En son çalışmamızda rüzgâr ve güneş enerjisinin son 12 ayda 7 milyar USD’lik enerji ithalatına engel olduğunu bu nedenle gösterme ihtiyacı hissettik. Bunun yanında doğal gaz fiyatlarının o dönemki seviyesinde kalması durumunda, sonraki her ay yaklaşık 700 milyon USD büyüklüğünde enerji ithalatına daha engel olacağını hesaplamıştık. O günden bugüne doğal gaz fiyatı yaklaşık %70 arttığı için rüzgâr ve güneşin ekonomiye katkısı bir o kadar daha artacak diyebiliriz. Küresel fosil yakıt krizi savaştan önce başlamıştı, etkisini arttırarak sürdürüyor. Buna önlem olarak öncelikli bir çözüm olarak görülmesi gereken ilk kaynak güneş enerjisi diyebiliriz. Çünkü ülkemizin pik elektrik talebi yaz aylarında yaşanıyor; klima kullanımı da sıcak hava dalgalarının yaygınlaşması nedeniyle hızlı bir biçimde artıyor. Yalnızca yaz talebini karşılamak için değil, barajlı hidroelektrik santrallerinin yaz aylarında gerçekleştirilecek üretimlerini kış aylarına aktararak pik doğal gaz talebini ve dolayısıyla LNG ihtiyacını azaltmak için de güneş enerjisi faydalı olabilir.

Öte yandan, güneş diğer üretim kaynaklarına göre daha ucuz, daha hızlı tamamlanabiliyor, tüketimin olduğu yere yakın kurulabiliyor ve Türkiye’de potansiyel oldukça yüksek. Ukrayna gibi güneşlenme süresi Türkiye’den çok daha düşük olan bir ülkenin güneş enerji santrallerinin (GES) kapasitesi bile Türkiye’nin kurulu gücü ile yarışıyor. Yakın gelecekte ülkemizdeki GES kapasitesi artışının hızlanmasını bekliyorum; bu kaçınılmaz.

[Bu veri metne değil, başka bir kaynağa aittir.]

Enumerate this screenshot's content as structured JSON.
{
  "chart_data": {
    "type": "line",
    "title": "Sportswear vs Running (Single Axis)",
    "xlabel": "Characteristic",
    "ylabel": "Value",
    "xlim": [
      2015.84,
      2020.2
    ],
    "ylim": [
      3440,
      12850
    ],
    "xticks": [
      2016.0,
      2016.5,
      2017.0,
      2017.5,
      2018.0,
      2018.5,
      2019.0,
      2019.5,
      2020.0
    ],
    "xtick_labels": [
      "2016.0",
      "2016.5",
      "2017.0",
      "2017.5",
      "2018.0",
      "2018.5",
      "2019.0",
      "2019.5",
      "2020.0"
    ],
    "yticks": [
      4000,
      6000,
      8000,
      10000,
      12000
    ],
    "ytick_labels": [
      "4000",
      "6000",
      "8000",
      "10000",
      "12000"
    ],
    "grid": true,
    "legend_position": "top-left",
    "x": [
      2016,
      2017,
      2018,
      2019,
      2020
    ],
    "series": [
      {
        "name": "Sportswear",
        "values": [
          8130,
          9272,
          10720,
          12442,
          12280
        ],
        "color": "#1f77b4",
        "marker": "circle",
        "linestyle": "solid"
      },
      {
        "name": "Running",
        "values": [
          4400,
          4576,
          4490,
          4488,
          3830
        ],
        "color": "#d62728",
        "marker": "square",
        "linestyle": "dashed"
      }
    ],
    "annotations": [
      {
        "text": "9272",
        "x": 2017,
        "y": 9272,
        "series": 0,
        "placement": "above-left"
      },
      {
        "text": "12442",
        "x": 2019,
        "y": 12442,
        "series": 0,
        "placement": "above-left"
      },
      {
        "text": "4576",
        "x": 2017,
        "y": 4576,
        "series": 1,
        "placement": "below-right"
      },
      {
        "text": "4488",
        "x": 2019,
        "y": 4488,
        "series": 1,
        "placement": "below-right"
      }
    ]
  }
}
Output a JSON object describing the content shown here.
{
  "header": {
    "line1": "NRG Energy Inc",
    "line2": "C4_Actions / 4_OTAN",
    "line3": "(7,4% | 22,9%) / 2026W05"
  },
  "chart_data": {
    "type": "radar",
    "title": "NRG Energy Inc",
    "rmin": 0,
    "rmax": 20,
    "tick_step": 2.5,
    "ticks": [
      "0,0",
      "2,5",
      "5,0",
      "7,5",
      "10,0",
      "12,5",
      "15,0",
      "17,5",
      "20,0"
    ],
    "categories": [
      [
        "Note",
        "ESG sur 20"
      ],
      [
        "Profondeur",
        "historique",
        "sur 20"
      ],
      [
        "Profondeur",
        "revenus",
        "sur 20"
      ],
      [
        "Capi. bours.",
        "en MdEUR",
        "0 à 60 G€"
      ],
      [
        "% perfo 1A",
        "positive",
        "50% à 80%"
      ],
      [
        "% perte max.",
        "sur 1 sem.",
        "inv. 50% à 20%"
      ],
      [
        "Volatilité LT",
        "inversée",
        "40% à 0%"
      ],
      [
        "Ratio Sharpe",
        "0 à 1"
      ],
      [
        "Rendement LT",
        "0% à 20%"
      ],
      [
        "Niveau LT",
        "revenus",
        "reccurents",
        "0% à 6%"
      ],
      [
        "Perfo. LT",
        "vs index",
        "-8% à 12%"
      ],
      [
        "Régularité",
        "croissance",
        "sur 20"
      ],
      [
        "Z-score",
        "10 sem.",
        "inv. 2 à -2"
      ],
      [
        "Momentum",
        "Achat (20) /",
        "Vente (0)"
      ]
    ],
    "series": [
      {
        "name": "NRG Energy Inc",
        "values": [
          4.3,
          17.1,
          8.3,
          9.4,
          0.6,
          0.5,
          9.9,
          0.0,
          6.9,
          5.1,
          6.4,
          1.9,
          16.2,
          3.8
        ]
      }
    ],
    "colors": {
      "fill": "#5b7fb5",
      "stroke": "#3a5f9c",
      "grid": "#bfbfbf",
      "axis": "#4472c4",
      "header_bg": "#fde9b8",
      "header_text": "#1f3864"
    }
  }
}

– Mevcut YEKDEM’i dikkate aldığımızda bu alana ilgi duyan yatırımcıların yatırım iştahını artırmada ne tür değişimler gerektiğini düşünüyorsunuz?

Özellikle karasal rüzgâr ve güneş için artık teşviğe ihtiyaç yok. Bununla paralel bir biçimde, hem rüzgâra hem de güneşe yerli yatırımcı iştahı daha yüksek diyebiliriz. Yenilenebilir Enerji Kaynak Alanları (YEKA) ihalelerine, ihale edilen kapasitelerin 10-15 katı talep geliyor. Yabancı yatırımcıyı da serbest piyasaya daha az müdahale ederek, yatırımlarda rekabetçi ortamı bozmayarak çekebiliriz. Yerel yatırımcı iştahını daha verimli kullanmak için daha yüksek kapasiteli ihaleler yapılabilir. Kimi yatırımcılar ihaleleri tercih ediyor ama yalnızca ihalelere bağımlı kalınmamalı. İhaleler dışında da rüzgâr ve güneşe daha fazla kapasite tahsis edilmeli. Bu kapasiteler tahsis edilmediği için, özellikle güneşte lisanslı tek yatırım yolu ihaleler kalıyor. Bu bağlamda elektrik depolamalı rüzgâr ve güneşe geçtiğimiz günlerde sağlanan ayrıcalık çok önemli ve güzel bir gelişme, umarım bu doğrultuda düzenlemeler görmeye devam ederiz.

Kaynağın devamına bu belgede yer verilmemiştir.